At quarter of twelve Burton Lesser and Leroy Shannard came in. Swarthy little Doctor Felix Aigan was with them. The three men were laughing at something as they came in. Doc and Leroy were in sports shirts. Burt wore a necktie and a linen jacket, and looked sweaty. This is three-fifths of the opposition, she thought. Ordinary men in a small southern city on a hot day. There is nothing menacing about them, nothing which could be involved in spying on a young girl or threatening her with flogging by hooded men. She felt the smile of welcome on her mouth.
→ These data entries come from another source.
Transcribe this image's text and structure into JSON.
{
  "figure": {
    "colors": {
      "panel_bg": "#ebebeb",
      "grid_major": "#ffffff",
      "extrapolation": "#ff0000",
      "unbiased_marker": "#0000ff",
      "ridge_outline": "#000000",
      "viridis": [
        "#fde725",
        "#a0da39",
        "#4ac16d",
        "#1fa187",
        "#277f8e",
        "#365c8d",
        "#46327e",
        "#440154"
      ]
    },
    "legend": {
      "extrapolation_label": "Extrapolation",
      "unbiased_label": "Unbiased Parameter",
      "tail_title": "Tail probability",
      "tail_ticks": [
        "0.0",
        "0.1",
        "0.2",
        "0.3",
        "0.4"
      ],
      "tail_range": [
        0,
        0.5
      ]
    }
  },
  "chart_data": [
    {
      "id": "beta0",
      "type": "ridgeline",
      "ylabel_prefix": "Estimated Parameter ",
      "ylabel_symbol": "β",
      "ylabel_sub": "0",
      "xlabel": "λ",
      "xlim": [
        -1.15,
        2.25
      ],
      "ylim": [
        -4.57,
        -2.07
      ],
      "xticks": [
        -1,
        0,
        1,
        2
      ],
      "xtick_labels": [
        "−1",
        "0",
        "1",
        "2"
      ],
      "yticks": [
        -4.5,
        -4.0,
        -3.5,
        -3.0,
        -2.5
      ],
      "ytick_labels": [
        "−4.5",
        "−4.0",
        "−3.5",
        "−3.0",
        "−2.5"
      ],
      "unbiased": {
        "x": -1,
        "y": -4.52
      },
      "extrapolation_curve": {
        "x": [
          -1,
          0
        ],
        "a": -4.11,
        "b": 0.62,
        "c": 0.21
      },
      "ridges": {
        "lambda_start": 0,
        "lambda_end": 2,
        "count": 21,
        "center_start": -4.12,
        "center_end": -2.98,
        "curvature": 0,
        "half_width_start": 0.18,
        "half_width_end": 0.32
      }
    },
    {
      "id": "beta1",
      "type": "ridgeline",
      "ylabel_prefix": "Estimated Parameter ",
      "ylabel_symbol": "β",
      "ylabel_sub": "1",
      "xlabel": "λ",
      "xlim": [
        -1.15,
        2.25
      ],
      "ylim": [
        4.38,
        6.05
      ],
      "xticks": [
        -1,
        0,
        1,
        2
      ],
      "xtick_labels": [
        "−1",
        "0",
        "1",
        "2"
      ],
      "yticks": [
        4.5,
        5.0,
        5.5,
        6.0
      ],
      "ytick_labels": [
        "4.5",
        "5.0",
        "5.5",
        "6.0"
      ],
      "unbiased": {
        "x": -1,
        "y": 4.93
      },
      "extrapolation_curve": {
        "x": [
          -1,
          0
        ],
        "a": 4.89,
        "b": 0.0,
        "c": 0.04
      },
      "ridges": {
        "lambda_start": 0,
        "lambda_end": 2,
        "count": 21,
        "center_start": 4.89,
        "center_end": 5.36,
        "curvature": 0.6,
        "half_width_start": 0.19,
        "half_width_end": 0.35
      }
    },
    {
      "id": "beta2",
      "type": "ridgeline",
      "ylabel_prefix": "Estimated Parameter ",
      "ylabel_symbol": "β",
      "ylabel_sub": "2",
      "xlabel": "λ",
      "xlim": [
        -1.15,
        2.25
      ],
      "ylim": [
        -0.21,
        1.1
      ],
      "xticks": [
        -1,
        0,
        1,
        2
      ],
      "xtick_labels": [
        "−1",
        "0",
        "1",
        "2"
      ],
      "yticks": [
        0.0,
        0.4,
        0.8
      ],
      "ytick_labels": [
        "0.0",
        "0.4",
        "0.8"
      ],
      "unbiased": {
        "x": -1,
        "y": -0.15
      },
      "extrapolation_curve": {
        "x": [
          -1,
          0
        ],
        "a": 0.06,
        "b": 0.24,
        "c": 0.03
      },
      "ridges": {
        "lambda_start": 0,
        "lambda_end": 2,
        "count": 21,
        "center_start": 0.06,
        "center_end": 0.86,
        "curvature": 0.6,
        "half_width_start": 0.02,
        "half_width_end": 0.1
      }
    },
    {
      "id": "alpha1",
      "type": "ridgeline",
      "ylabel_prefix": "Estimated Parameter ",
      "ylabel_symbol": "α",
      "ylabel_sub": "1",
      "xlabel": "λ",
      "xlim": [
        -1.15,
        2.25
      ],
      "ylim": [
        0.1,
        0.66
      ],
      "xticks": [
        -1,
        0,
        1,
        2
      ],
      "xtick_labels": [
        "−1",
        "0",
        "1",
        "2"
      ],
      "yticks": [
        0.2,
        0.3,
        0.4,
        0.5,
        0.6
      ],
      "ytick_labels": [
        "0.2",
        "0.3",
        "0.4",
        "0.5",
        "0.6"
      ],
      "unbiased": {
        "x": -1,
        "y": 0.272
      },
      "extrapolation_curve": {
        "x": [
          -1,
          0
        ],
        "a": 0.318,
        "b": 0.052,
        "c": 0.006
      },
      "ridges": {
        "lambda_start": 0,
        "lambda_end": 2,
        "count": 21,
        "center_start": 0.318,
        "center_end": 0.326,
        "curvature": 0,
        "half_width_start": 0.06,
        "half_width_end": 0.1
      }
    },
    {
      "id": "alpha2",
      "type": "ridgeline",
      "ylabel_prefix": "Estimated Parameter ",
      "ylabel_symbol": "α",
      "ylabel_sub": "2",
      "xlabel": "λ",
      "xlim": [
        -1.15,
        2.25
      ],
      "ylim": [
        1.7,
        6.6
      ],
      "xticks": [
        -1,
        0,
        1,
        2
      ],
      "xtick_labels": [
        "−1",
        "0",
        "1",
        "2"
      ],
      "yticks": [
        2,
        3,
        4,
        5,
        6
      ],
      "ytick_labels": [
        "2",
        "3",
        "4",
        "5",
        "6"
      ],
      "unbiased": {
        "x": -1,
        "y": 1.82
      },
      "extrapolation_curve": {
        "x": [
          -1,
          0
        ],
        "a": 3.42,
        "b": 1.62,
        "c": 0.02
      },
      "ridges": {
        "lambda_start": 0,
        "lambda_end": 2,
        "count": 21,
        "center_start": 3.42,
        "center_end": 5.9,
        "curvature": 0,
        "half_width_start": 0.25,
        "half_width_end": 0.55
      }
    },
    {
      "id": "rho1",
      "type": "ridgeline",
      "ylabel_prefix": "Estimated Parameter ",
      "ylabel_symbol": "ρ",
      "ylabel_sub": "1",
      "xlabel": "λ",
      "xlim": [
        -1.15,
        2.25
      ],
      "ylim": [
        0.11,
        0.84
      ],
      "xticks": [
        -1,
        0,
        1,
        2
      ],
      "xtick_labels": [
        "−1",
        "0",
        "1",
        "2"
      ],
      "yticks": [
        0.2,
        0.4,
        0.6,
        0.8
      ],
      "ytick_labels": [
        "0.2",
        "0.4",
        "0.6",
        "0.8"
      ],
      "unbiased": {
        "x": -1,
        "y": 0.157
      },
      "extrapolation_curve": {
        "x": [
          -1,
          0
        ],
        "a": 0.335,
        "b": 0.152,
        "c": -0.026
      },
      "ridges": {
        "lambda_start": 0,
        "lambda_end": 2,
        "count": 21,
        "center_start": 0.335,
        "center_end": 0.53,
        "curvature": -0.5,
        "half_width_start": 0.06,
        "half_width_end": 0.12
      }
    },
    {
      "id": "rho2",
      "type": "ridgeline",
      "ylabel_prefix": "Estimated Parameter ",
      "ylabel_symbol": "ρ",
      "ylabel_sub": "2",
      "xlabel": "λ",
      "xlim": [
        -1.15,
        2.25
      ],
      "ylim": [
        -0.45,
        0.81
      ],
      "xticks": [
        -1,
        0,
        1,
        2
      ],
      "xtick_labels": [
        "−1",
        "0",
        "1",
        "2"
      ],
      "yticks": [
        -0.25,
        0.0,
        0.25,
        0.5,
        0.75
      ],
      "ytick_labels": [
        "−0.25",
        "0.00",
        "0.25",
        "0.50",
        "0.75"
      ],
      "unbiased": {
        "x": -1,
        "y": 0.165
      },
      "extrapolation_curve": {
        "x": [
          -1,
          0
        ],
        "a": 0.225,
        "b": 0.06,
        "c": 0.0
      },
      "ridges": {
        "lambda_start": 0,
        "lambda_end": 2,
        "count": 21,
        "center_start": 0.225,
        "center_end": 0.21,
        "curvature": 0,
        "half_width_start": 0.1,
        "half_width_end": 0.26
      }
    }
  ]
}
“Gentlemen?” she said briskly.
“Katherine, dear, check Mr. Martin for us, will you?” Burt Lesser asked.
She picked up her inside phone and punched the button for Martin Cable’s secretary. “Helen? Mr. Lesser, Mr. Shannard and Doctor Aigan are here.”
“We’re early, Mrs. Hubble,” Doc Aigan said.
“Send them right on back,” Helen said.
Katherine hung up and smiled and gave them the message. Leroy said, “Got yourself a burn, Miz Katherine.”
“I’ll never learn,” she said ruefully.
Doc Aigan said, “I’ll have my girl drop off a sample of stuff for you to try, honey. Supposed to make what little melanin you got in your skin do a better job for you. A good house puts it out so it ought to be okay. Matter of fact, I’d like a report on how it works for you.”